Shares moved higher in after-hours trading on Wednesday and in premarket trading on Thursday due to the results, but Ford stock is now having trouble pushing through a key technical level.
At one point, Ford stock was up almost 7%, but it has since faded from those highs.
In regards to Ford, the automaker delivered a surprise profit in the quarter and issued a bullish outlook for the rest of the year.
With that type of guidance, one would think shares would be up toward the session high, but that’s not what we’re seeing. Let’s look at the charts.
Trading Ford Stock
Last week, shares opened below the 21-week moving average, which had been support for quite some time.
While Ford stock rallied hard off the lows in that session, it wasn’t able to reclaim the 21-week moving average. However, it did so the next day and held that measure until it reported earnings.
Gapping higher now, shares reclaimed the 10-day and 21-day moving averages in the process.
However, it’s struggling with the 50-day moving average after being rejected by its daily VWAP measure. Unfortunately, that throws a wrench into the bulls’ technical plans. On the plus side, we now have some levels to measure against.

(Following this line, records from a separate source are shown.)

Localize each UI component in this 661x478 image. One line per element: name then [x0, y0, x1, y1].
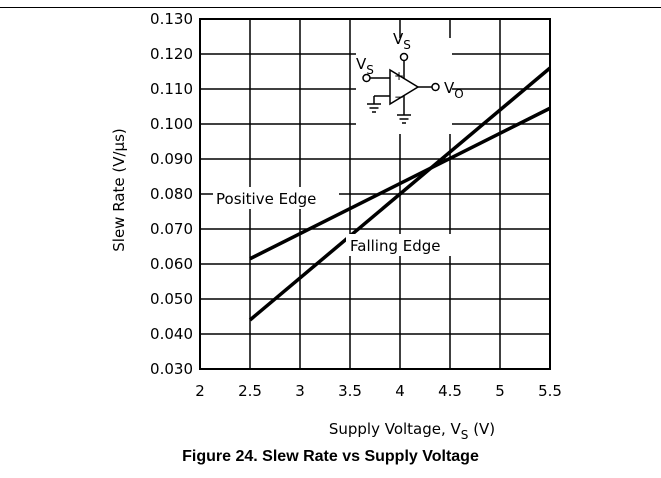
op-amp-labels: + − VS VS VO	[356, 30, 464, 104]
minus-sign: −	[394, 90, 404, 104]
series-lines	[248, 66, 552, 322]
x-tick-label: 2.5	[238, 382, 262, 400]
op-amp-schematic	[356, 38, 452, 134]
top-rule	[0, 7, 661, 8]
figure-caption: Figure 24. Slew Rate vs Supply Voltage	[182, 448, 479, 465]
x-tick-label: 3.5	[338, 382, 362, 400]
x-tick-labels: 2 2.5 3 3.5 4 4.5 5 5.5	[195, 382, 562, 400]
y-tick-label: 0.110	[150, 80, 193, 98]
slew-rate-chart: 0.030 0.040 0.050 0.060 0.070 0.080 0.090 0.100…	[110, 10, 562, 440]
vs-left-label: VS	[356, 55, 374, 77]
x-tick-label: 5.5	[538, 382, 562, 400]
y-axis-label: Slew Rate (V/μs)	[110, 128, 128, 252]
positive-edge-label-bg	[213, 187, 339, 209]
falling-edge-label-bg	[346, 234, 476, 256]
plus-sign: +	[394, 69, 404, 83]
y-tick-label: 0.090	[150, 150, 193, 168]
x-tick-label: 5	[495, 382, 505, 400]
x-tick-label: 3	[295, 382, 305, 400]
vo-label: VO	[444, 79, 464, 101]
x-tick-label: 4.5	[438, 382, 462, 400]
falling-edge-label: Falling Edge	[350, 237, 441, 255]
y-tick-label: 0.040	[150, 325, 193, 343]
x-tick-label: 4	[395, 382, 405, 400]
series-line-falling-edge	[248, 66, 552, 322]
x-axis-label: Supply Voltage, VS (V)	[329, 420, 495, 440]
positive-edge-label: Positive Edge	[216, 190, 316, 208]
plot-frame	[199, 18, 551, 370]
y-tick-label: 0.080	[150, 185, 193, 203]
y-tick-label: 0.130	[150, 10, 193, 28]
y-tick-label: 0.050	[150, 290, 193, 308]
y-tick-labels: 0.030 0.040 0.050 0.060 0.070 0.080 0.090 0.100…	[150, 10, 193, 378]
y-tick-label: 0.100	[150, 115, 193, 133]
y-tick-label: 0.070	[150, 220, 193, 238]
y-tick-label: 0.120	[150, 45, 193, 63]
y-tick-label: 0.030	[150, 360, 193, 378]
series-line-positive-edge	[249, 106, 551, 261]
vs-top-label: VS	[393, 30, 411, 52]
y-tick-label: 0.060	[150, 255, 193, 273]
x-tick-label: 2	[195, 382, 205, 400]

I would love to see Ford stock close above the 50-day moving average, keeping a test of that VWAP measure in play. Above the post-earnings high (and thus the VWAP reading) will open the door to $15, then to the highs near $16.50.
Above $16.50 and the 261.8% extension may eventually be in play sometime in the second half of 2021.
On the downside, look for a move below Ford’s post-earnings low. That could put the 10-day and 21-day moving averages back in play, followed by a gap-fill down toward $14.
Below that and the 21-week moving average could be back on the table.